Dafnis enmudeció y no fue el único. Toda la frenética actividad que hasta ese momento sucedía en el lugar se detuvo. Nadie entró, y los pocos que quedaban dentro se apresuraron a salir con las bandejas en la mano. Mael se giró para ver qué sucedía y también él palideció al distinguir la figura del nuevo edil en el marco de la puerta.

¿Qué hacía allí? Las cocinas no eran lugar para los invitados. Un escalofrío recorrió su nuca; se llevó una mano al pecho, allí donde colgaba la placa con el nombre de su amo, y la apretó. Servilio no podía hacerle nada, no mientras Marcus fuera su amo. ¿Por qué entonces tenía tanto miedo?

—Maese Servilio, qué sorpresa. ¿Puedo ayudaros en…? —comenzó Dafnis.

—Sí —lo interrumpió el edil—. Puedes marcharte y dejarnos solos.

Mael tragó saliva y miró a su amigo con una súplica silenciosa. Dafnis le correspondió y dudó antes de empezar a hablar.

—Mael no es un esclavo de la casa, no debería estar aquí. Si quiere, estoy convencido de que cualquiera de nuestros chicos podría…

—Sé perfectamente quién es ese chico y quién es su amo. Ahora, vete —repitió con una voz suave que, sin embargo, no admitía ninguna réplica.

Dafnis inclinó la cabeza y le dedicó una última mirada que implicaba un «lo siento» antes de abandonar también él la estancia.

«Mierda, no, Dafnis. No me dejes con él. Por favor».

Por supuesto, no dijo nada de eso en voz alta. Se limitó a quedarse de pie, con la mirada clavada en el suelo y con la mano aferrada a la placa que colgaba de su pecho, concentrado en respirar. Intentando averiguar el motivo de su reacción. Solo era un hombre, un hombre delgado y no muy alto. Un hombre que lo deseaba, pero eso no debería asustarlo, estaba acostumbrado a lidiar con el deseo de otros, estaba acostumbrado a satisfacerlo. ¿Por qué el miedo, entonces? ¿Por qué lo único que podía escuchar eran los latidos de su corazón a punto de reventar? ¿Por qué temblaba?

El edil no parecía tener prisa en comenzar a hablar. Se tomó su tiempo y rebuscó entre las ánforas de vino para servirse una copa generosa.

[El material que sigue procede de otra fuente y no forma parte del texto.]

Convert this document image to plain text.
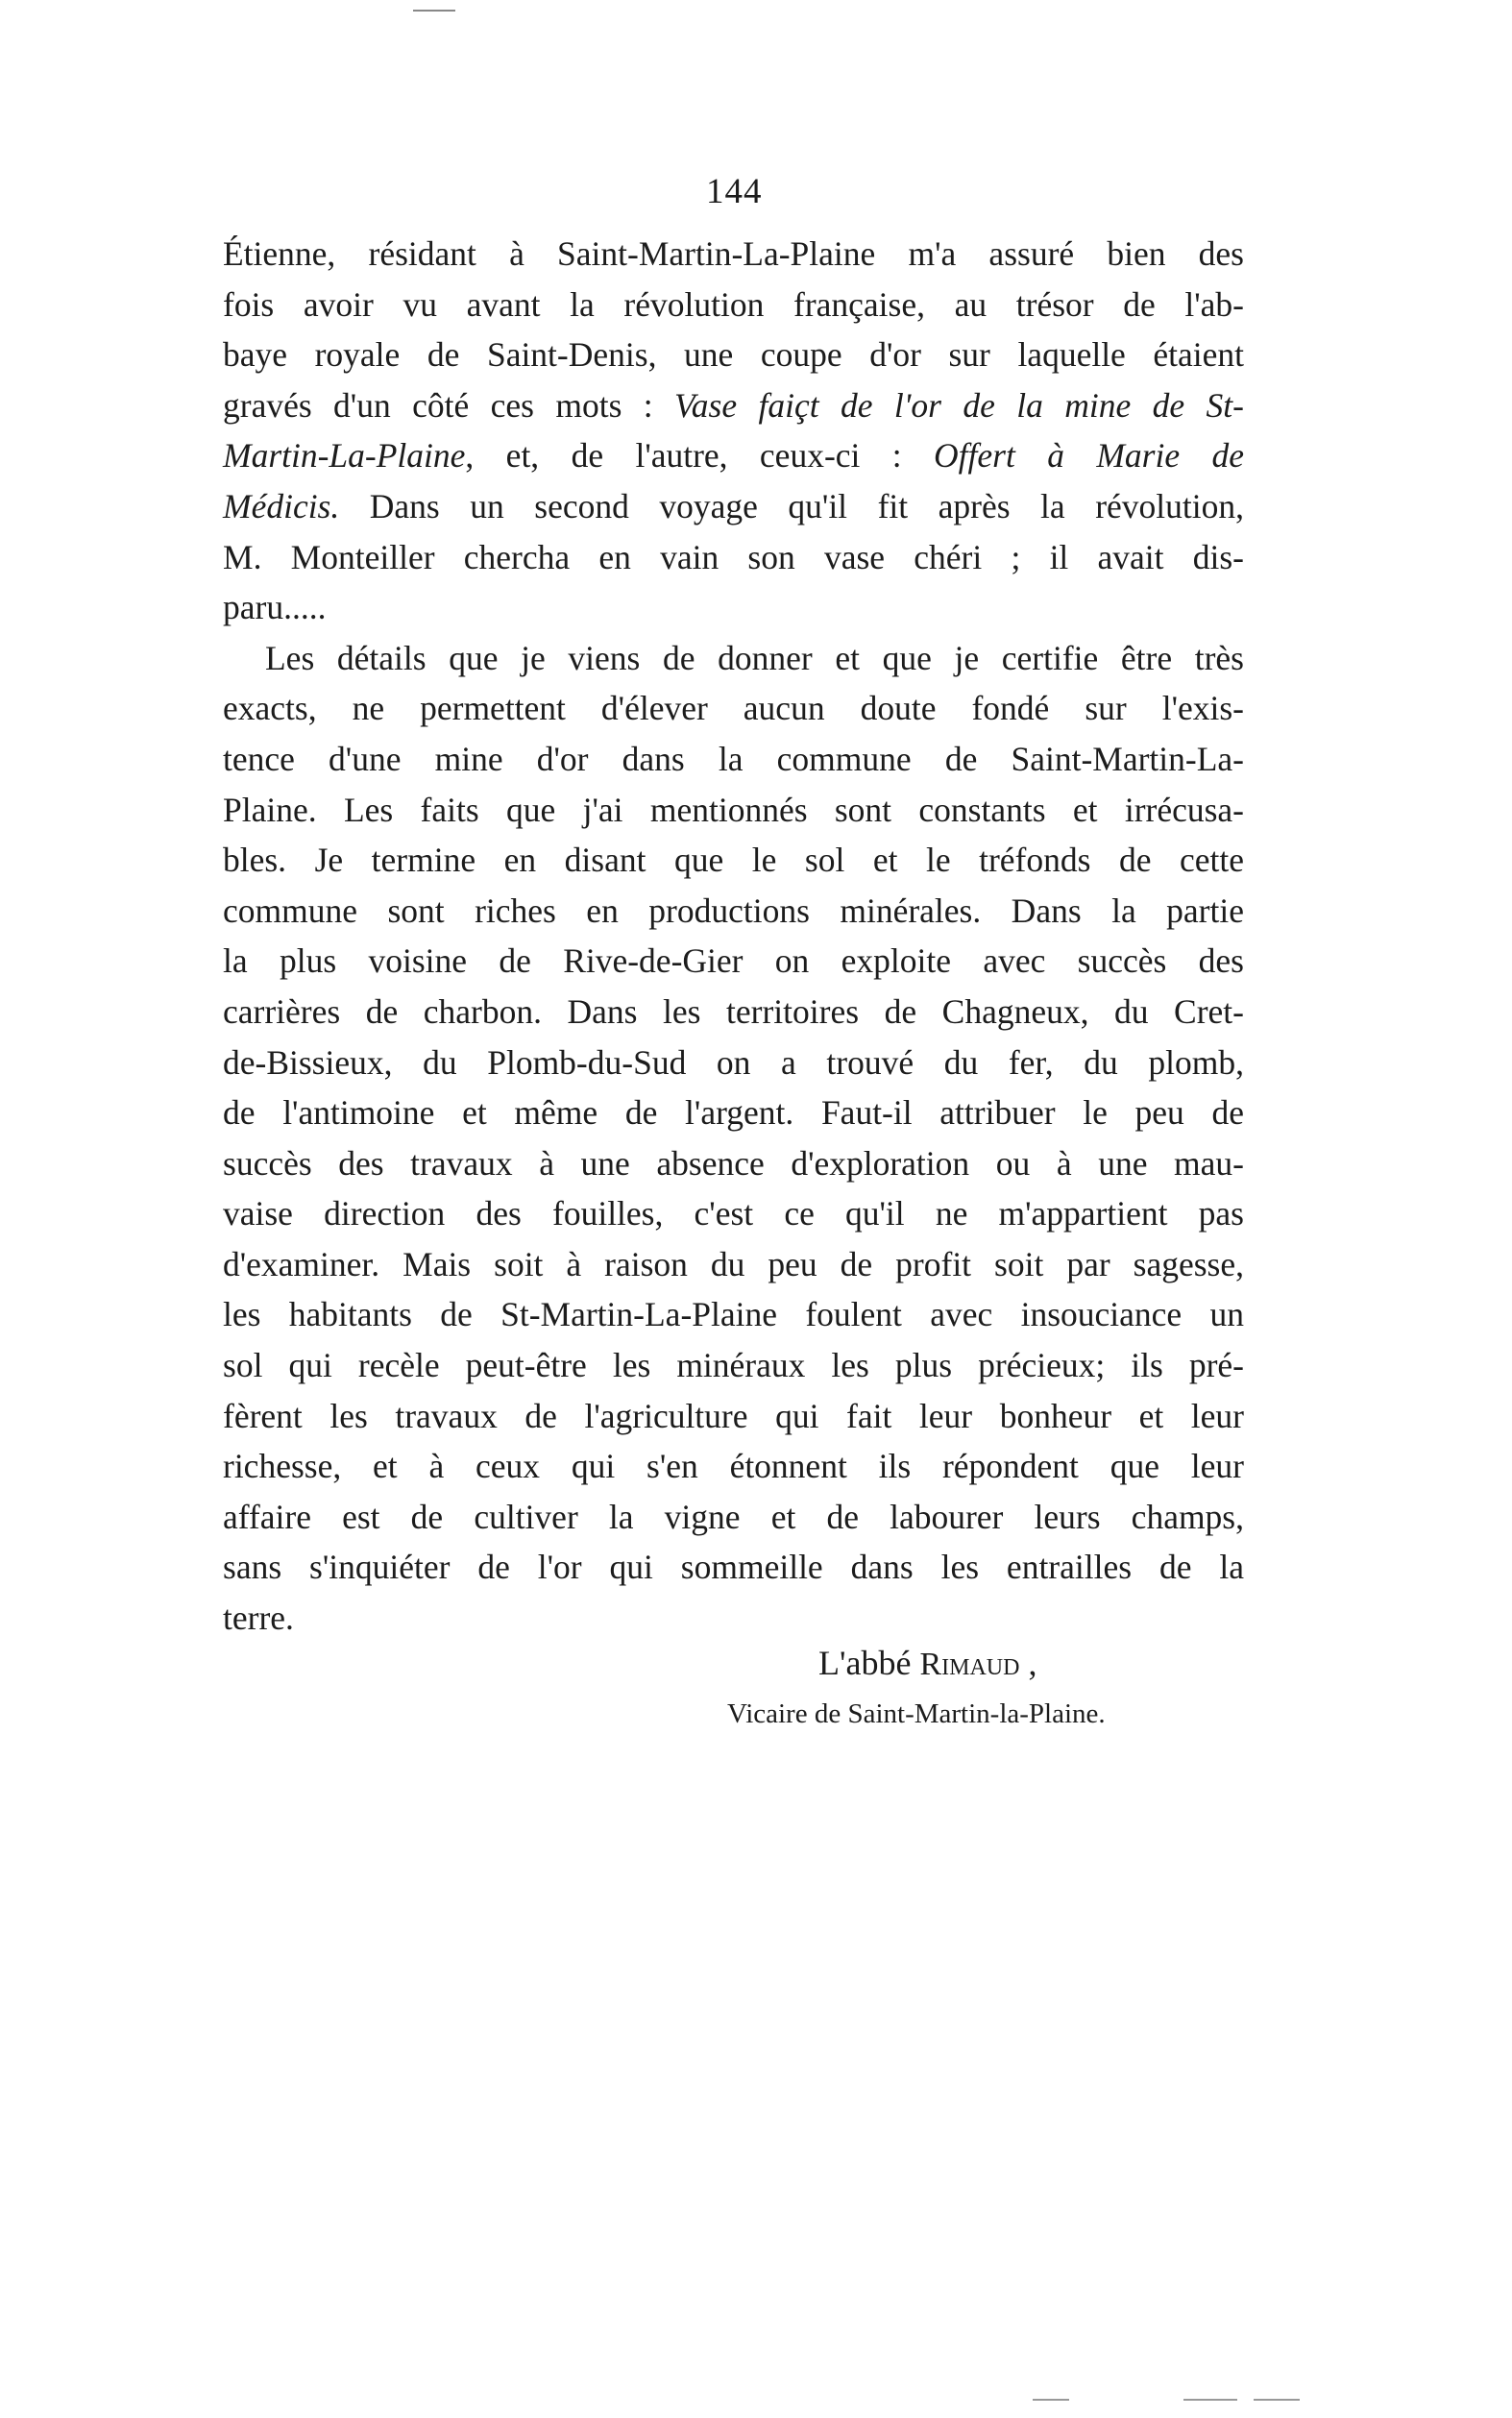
144
Étienne, résidant à Saint-Martin-La-Plaine m'a assuré bien des
fois avoir vu avant la révolution française, au trésor de l'ab-
baye royale de Saint-Denis, une coupe d'or sur laquelle étaient
gravés d'un côté ces mots : Vase faiçt de l'or de la mine de St-
Martin-La-Plaine, et, de l'autre, ceux-ci : Offert à Marie de
Médicis. Dans un second voyage qu'il fit après la révolution,
M. Monteiller chercha en vain son vase chéri ; il avait dis-
paru.....
Les détails que je viens de donner et que je certifie être très
exacts, ne permettent d'élever aucun doute fondé sur l'exis-
tence d'une mine d'or dans la commune de Saint-Martin-La-
Plaine. Les faits que j'ai mentionnés sont constants et irrécusa-
bles. Je termine en disant que le sol et le tréfonds de cette
commune sont riches en productions minérales. Dans la partie
la plus voisine de Rive-de-Gier on exploite avec succès des
carrières de charbon. Dans les territoires de Chagneux, du Cret-
de-Bissieux, du Plomb-du-Sud on a trouvé du fer, du plomb,
de l'antimoine et même de l'argent. Faut-il attribuer le peu de
succès des travaux à une absence d'exploration ou à une mau-
vaise direction des fouilles, c'est ce qu'il ne m'appartient pas
d'examiner. Mais soit à raison du peu de profit soit par sagesse,
les habitants de St-Martin-La-Plaine foulent avec insouciance un
sol qui recèle peut-être les minéraux les plus précieux; ils pré-
fèrent les travaux de l'agriculture qui fait leur bonheur et leur
richesse, et à ceux qui s'en étonnent ils répondent que leur
affaire est de cultiver la vigne et de labourer leurs champs,
sans s'inquiéter de l'or qui sommeille dans les entrailles de la
terre.
L'abbé Rimaud ,
Vicaire de Saint-Martin-la-Plaine.
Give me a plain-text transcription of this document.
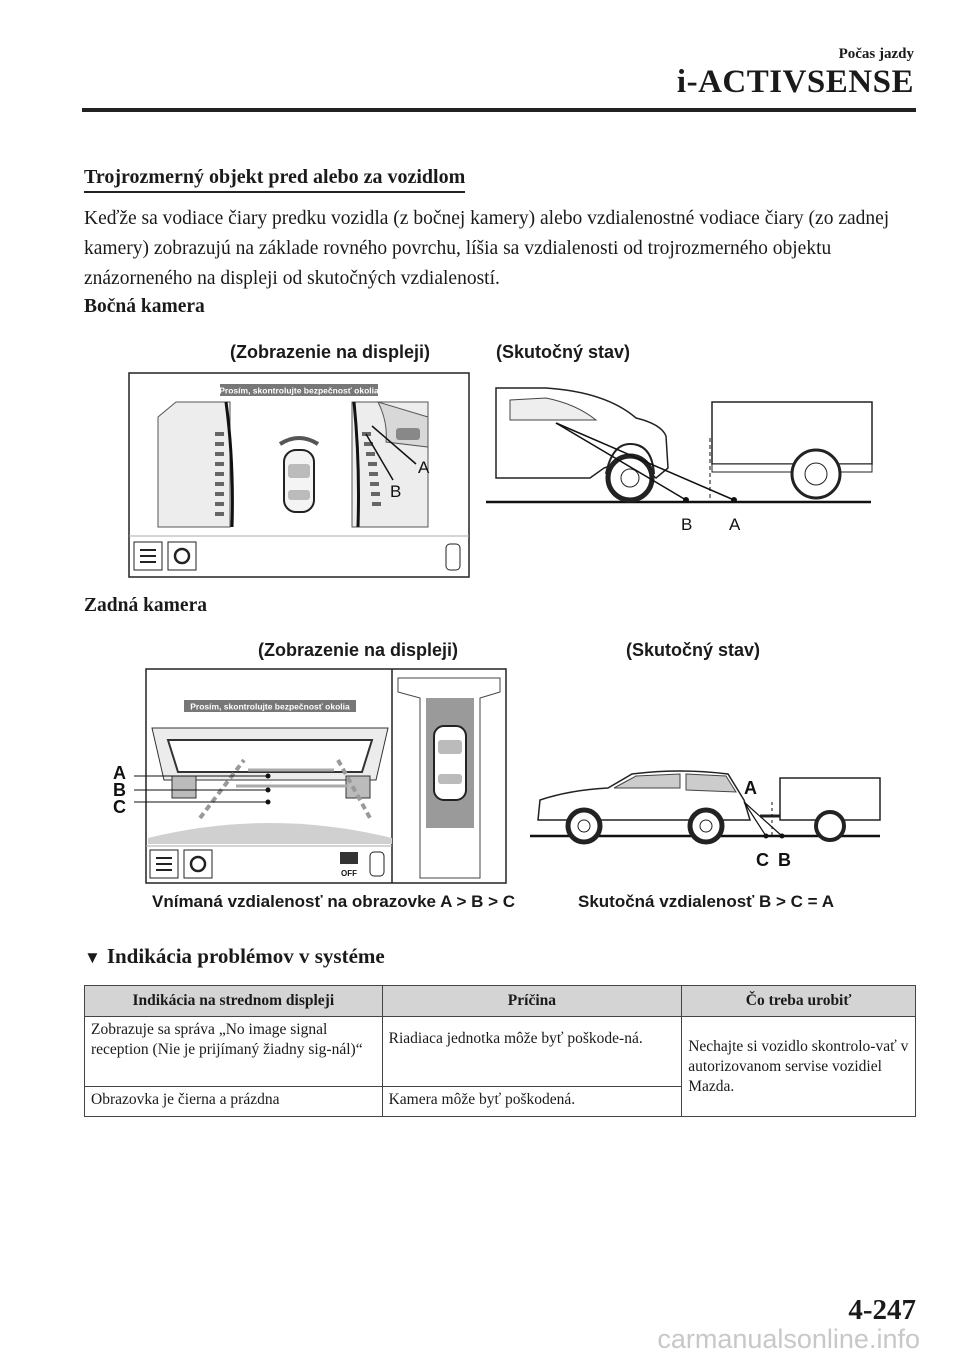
Počas jazdy
i-ACTIVSENSE
Trojrozmerný objekt pred alebo za vozidlom

Keďže sa vodiace čiary predku vozidla (z bočnej kamery) alebo vzdialenostné vodiace čiary (zo zadnej kamery) zobrazujú na základe rovného povrchu, líšia sa vzdialenosti od trojrozmerného objektu znázorneného na displeji od skutočných vzdialeností.

Bočná kamera
(Zobrazenie na displeji)	(Skutočný stav)
Prosím, skontrolujte bezpečnosť okolia
A
B
B A
Zadná kamera
(Zobrazenie na displeji)	(Skutočný stav)
Prosím, skontrolujte bezpečnosť okolia
A
B
C
OFF
A
C B
Vnímaná vzdialenosť na obrazovke A > B > C	Skutočná vzdialenosť B > C = A
▼ Indikácia problémov v systéme
Indikácia na strednom displeji	Príčina	Čo treba urobiť
Zobrazuje sa správa „No image signal reception (Nie je prijímaný žiadny sig-nál)“	Riadiaca jednotka môže byť poškode-ná.	Nechajte si vozidlo skontrolo-vať v autorizovanom servise vozidiel Mazda.
Obrazovka je čierna a prázdna	Kamera môže byť poškodená.	
4-247
carmanualsonline.info
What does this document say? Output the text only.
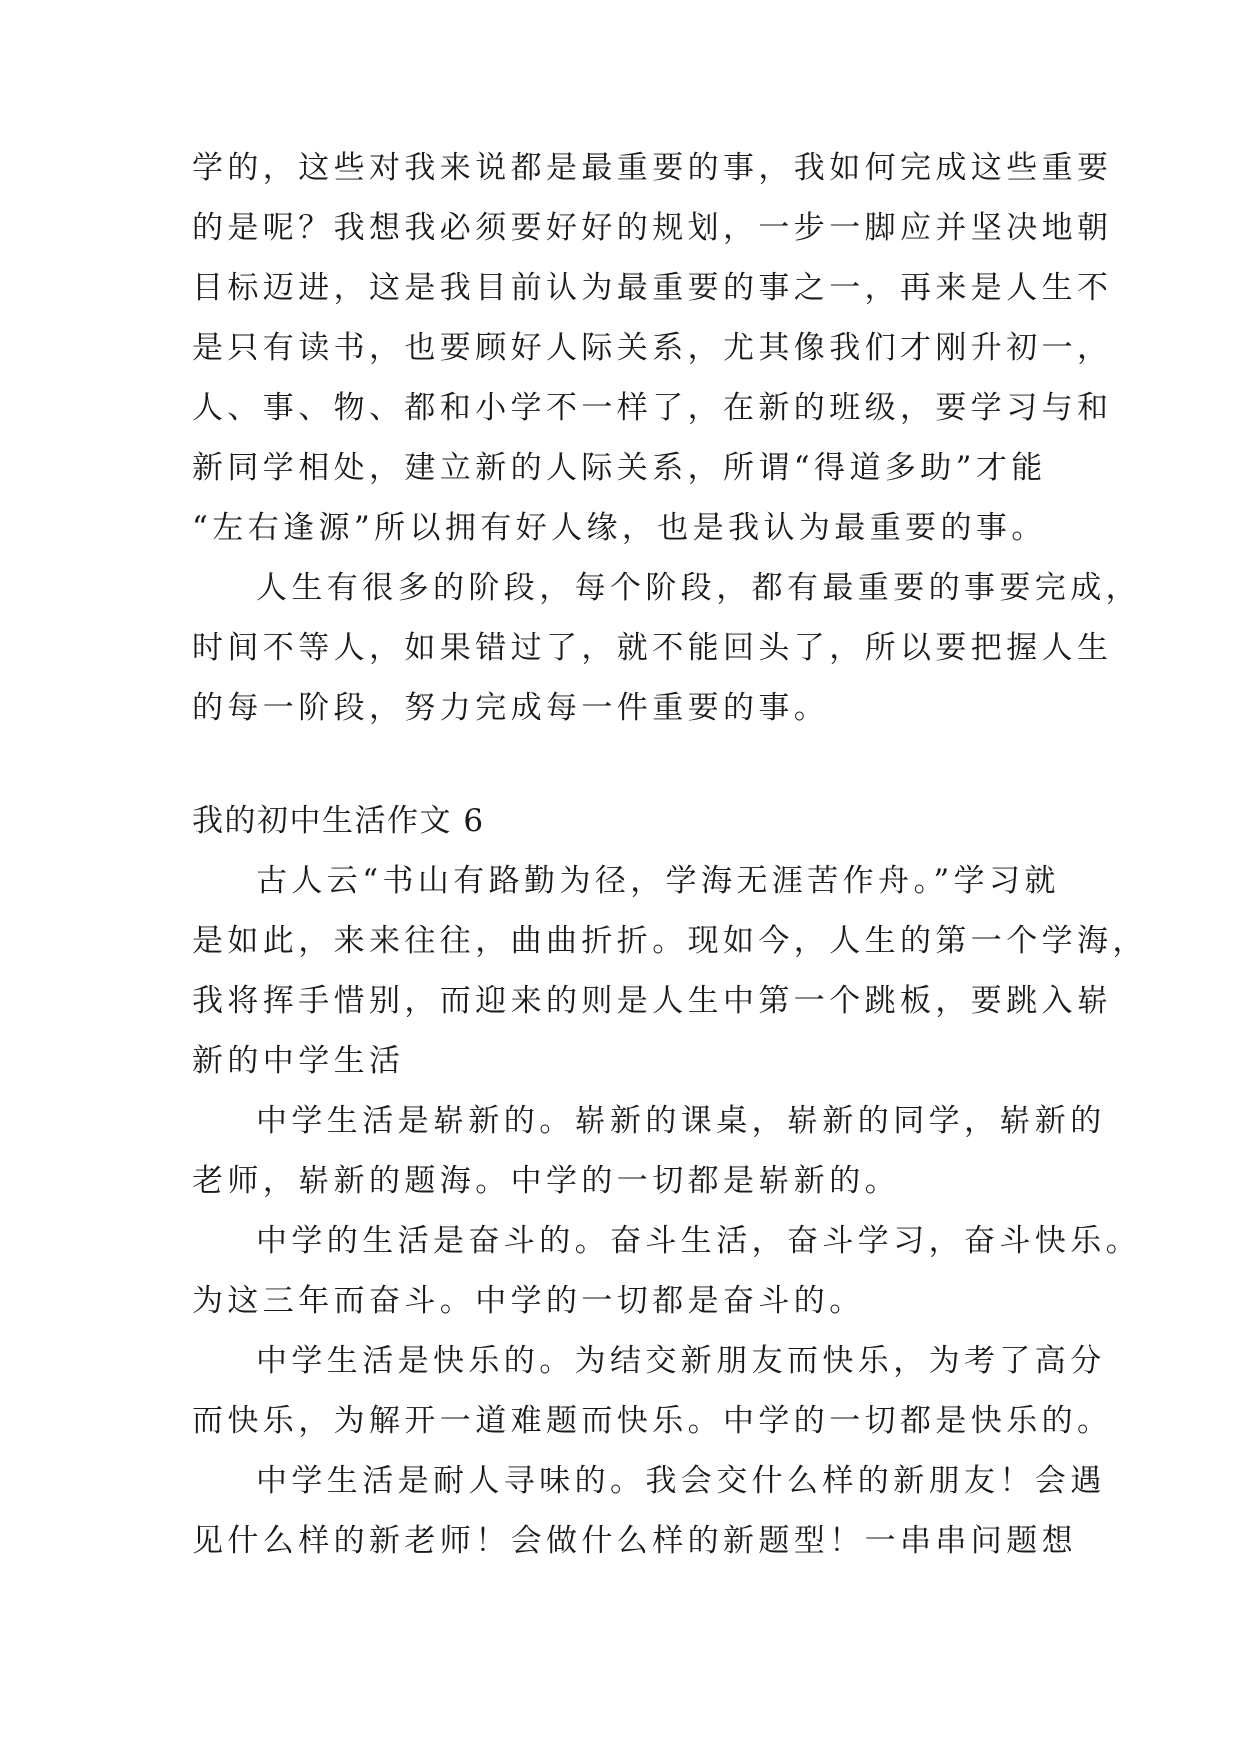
学的，这些对我来说都是最重要的事，我如何完成这些重要

的是呢？我想我必须要好好的规划，一步一脚应并坚决地朝

目标迈进，这是我目前认为最重要的事之一，再来是人生不

是只有读书，也要顾好人际关系，尤其像我们才刚升初一，

人、事、物、都和小学不一样了，在新的班级，要学习与和

新同学相处，建立新的人际关系，所谓“得道多助”才能

“左右逢源”所以拥有好人缘，也是我认为最重要的事。

人生有很多的阶段，每个阶段，都有最重要的事要完成，

时间不等人，如果错过了，就不能回头了，所以要把握人生

的每一阶段，努力完成每一件重要的事。

我的初中生活作文 6

古人云“书山有路勤为径，学海无涯苦作舟。”学习就

是如此，来来往往，曲曲折折。现如今，人生的第一个学海，

我将挥手惜别，而迎来的则是人生中第一个跳板，要跳入崭

新的中学生活

中学生活是崭新的。崭新的课桌，崭新的同学，崭新的

老师，崭新的题海。中学的一切都是崭新的。

中学的生活是奋斗的。奋斗生活，奋斗学习，奋斗快乐。

为这三年而奋斗。中学的一切都是奋斗的。

中学生活是快乐的。为结交新朋友而快乐，为考了高分

而快乐，为解开一道难题而快乐。中学的一切都是快乐的。

中学生活是耐人寻味的。我会交什么样的新朋友！会遇

见什么样的新老师！会做什么样的新题型！一串串问题想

—Mi esclavo me dijo que te encontraría aquí —comenzó Servilio—. Me pareció una oportunidad estupenda para observarte con calma, sin que el perro de tu amo me ladre por hacerlo. Este Cota… —Chasqueó la lengua en un gesto molesto y dio un buen trago a su copa de vino—. Es un perfecto romano, tan noble…, tan estúpido. Incapaz de valorar lo que tiene delante.

—Mi amo no es estúpido —replicó Mael sin alzar la voz. Una cosa era discutir con esclavos o con Dafnis, y otra muy distinta era empezar una reyerta con el edil de Vorgium. Sin embargo, no podía quedarse en silencio y dejar que insultara a Marcus.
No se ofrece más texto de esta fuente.